O gás, obtido a partir da eletrólise da água com energia limpa, é apontado por especialistas como um dos caminhos para reduzir emissões em setores difíceis de eletrificar, como o transporte marítimo e a produção de fertilizantes.
Uma vantagem que vem da eletricidade
A maior parte da eletricidade consumida no país sai de hidrelétricas, parques eólicos e usinas solares. Essa combinação, pouco comum em escala mundial, coloca o país entre os poucos capazes de sustentar processos industriais inteiros com energia limpa, sem depender de combustíveis fósseis, e essa sobra de eletricidade renovável que possibilita a conversão de elétrons em moléculas de hidrogênio.
O processo de eletrólise separa a molécula da água em hidrogênio e oxigênio usando corrente elétrica. Quando essa eletricidade vem de fontes renováveis, o resultado é chamado de hidrogênio verde.
A complicação começa depois da produção, já que o hidrogênio é um gás leve, difícil de armazenar e de transportar em grandes volumes, o que exige tubulações, tanques e portos preparados para lidar com um insumo pouco convencional.
Amônia como solução de transporte
Para contornar esse obstáculo, o setor recorre a amônia verde, uma combinação do hidrogênio com nitrogênio retirado do ar, composto mais fácil de transportar por navios para depois reconverter em hidrogênio no destino.
A IEA – Agência Internacional de Energia avalia que rotas como essa se beneficiam da infraestrutura portuária já existente para derivados químicos, mesmo exigindo etapas adicionais de conversão.
Fertilizantes e combustíveis
Além da exportação, a amônia verde tem aplicação direta no campo brasileiro.
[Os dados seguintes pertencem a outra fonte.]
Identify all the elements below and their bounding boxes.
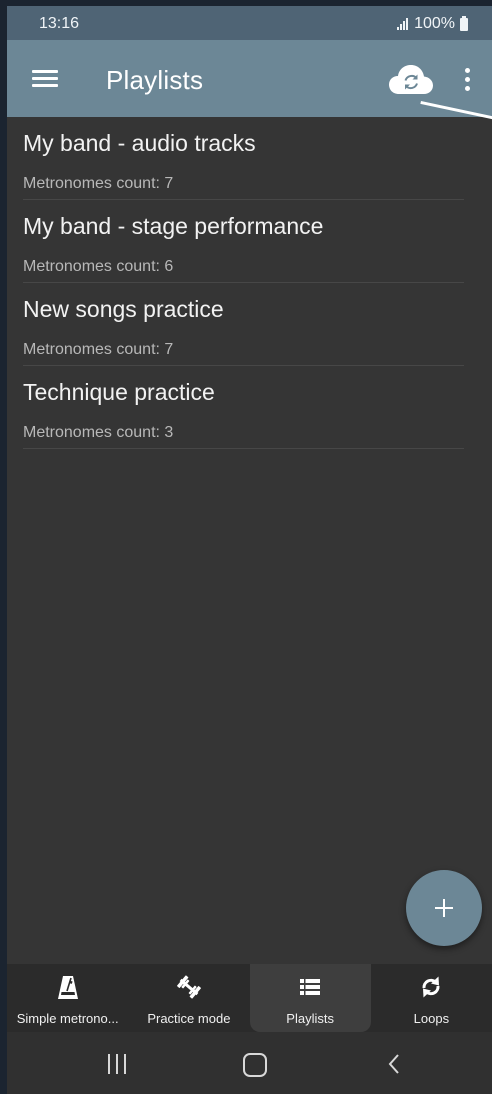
tab-loops[interactable]: Loops	[371, 964, 492, 1032]
playlist-title: My band - stage performance	[23, 213, 324, 239]
playlist-title: My band - audio tracks	[23, 130, 256, 156]
system-navigation-bar	[7, 1032, 492, 1094]
home-icon[interactable]	[243, 1053, 267, 1077]
bottom-navigation: Simple metrono... Practice mode Playlist…	[7, 964, 492, 1032]
tab-playlists[interactable]: Playlists	[249, 964, 371, 1032]
tab-label: Playlists	[286, 1011, 334, 1026]
status-bar: 13:16 100%	[7, 6, 492, 40]
menu-icon[interactable]	[32, 68, 60, 90]
cloud-sync-icon[interactable]	[388, 62, 434, 98]
metronome-icon	[57, 976, 78, 999]
playlist-metronome-count: Metronomes count: 7	[23, 175, 174, 192]
playlist-item[interactable]: My band - audio tracks Metronomes count:…	[7, 117, 492, 200]
dumbbell-icon	[176, 975, 201, 999]
playlist-item[interactable]: New songs practice Metronomes count: 7	[7, 283, 492, 366]
back-icon[interactable]	[386, 1053, 402, 1075]
playlist-item[interactable]: My band - stage performance Metronomes c…	[7, 200, 492, 283]
signal-icon	[397, 18, 409, 30]
tab-label: Simple metrono...	[16, 1011, 119, 1026]
playlist-list: My band - audio tracks Metronomes count:…	[7, 117, 492, 449]
app-bar: Playlists	[7, 40, 492, 117]
phone-screen: 13:16 100% Playlists My band - audio tra…	[7, 6, 492, 1094]
battery-percentage: 100%	[414, 15, 455, 32]
playlist-metronome-count: Metronomes count: 6	[23, 258, 174, 275]
playlist-item[interactable]: Technique practice Metronomes count: 3	[7, 366, 492, 449]
status-time: 13:16	[39, 15, 80, 32]
tab-label: Loops	[413, 1011, 450, 1026]
playlist-title: New songs practice	[23, 296, 224, 322]
playlist-metronome-count: Metronomes count: 7	[23, 341, 174, 358]
recent-apps-icon[interactable]	[105, 1054, 129, 1074]
more-vertical-icon[interactable]	[459, 68, 475, 92]
list-icon	[300, 979, 321, 995]
tab-label: Practice mode	[147, 1011, 231, 1026]
status-indicators: 100%	[397, 15, 468, 33]
playlist-title: Technique practice	[23, 379, 215, 405]
playlist-metronome-count: Metronomes count: 3	[23, 424, 174, 441]
add-playlist-button[interactable]	[406, 870, 482, 946]
battery-icon	[460, 15, 468, 31]
tab-simple-metronome[interactable]: Simple metrono...	[7, 964, 128, 1032]
page-title: Playlists	[106, 65, 204, 95]
tab-practice-mode[interactable]: Practice mode	[128, 964, 249, 1032]
loop-icon	[422, 976, 440, 998]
O país importa boa parte dos fertilizantes nitrogenados usados na agricultura, insumo que hoje depende, em sua maioria, de hidrogênio produzido a partir de gás natural.
Substituir essa origem por eletrólise renovável reduz emissões da cadeia agrícola sem alterar o produto final entregue ao produtor rural. Entre as possibilidades já discutidas para o hidrogênio verde e seus derivados no país estão:
- Fertilizantes nitrogenados de baixo carbono para o agronegócio;
- Combustíveis como o e-metanol, usado em navios e na indústria química;
- Amônia verde para exportação em navios já adaptados ao produto tradicional;
- Insumo para processos industriais que hoje dependem do gás natural.
O IPCC – Painel Intergovernamental sobre Mudanças Climáticas atribui a atividades humanas o aumento das concentrações de dióxido de carbono, metano e óxido nitroso na atmosfera desde o período pré-industrial.
Por isso, a eletricidade limpa serve de matéria-prima para moléculas que hoje dependem do petróleo e do gás natural, além de abastecer casas e indústrias.
Dados do portal terra.com.br.
Dúvidas frequentes
1 – O que diferencia o hidrogênio verde do hidrogênio comum? A diferença está na origem da eletricidade usada na eletrólise. Quando vem de fontes renováveis, o hidrogênio é chamado de verde, ao contrário do hidrogênio obtido a partir do gás natural.
2 – Por que o Brasil é visto como favorável para esse mercado? Porque grande parte da eletricidade do país já vem de fontes renováveis, o que reduz o custo e a pegada de carbono da produção de hidrogênio por eletrólise.
3 – Como o hidrogênio verde chega até outros países? Geralmente é convertido em amônia verde, molécula mais fácil de armazenar e transportar por via marítima, podendo ser reconvertida em hidrogênio no destino.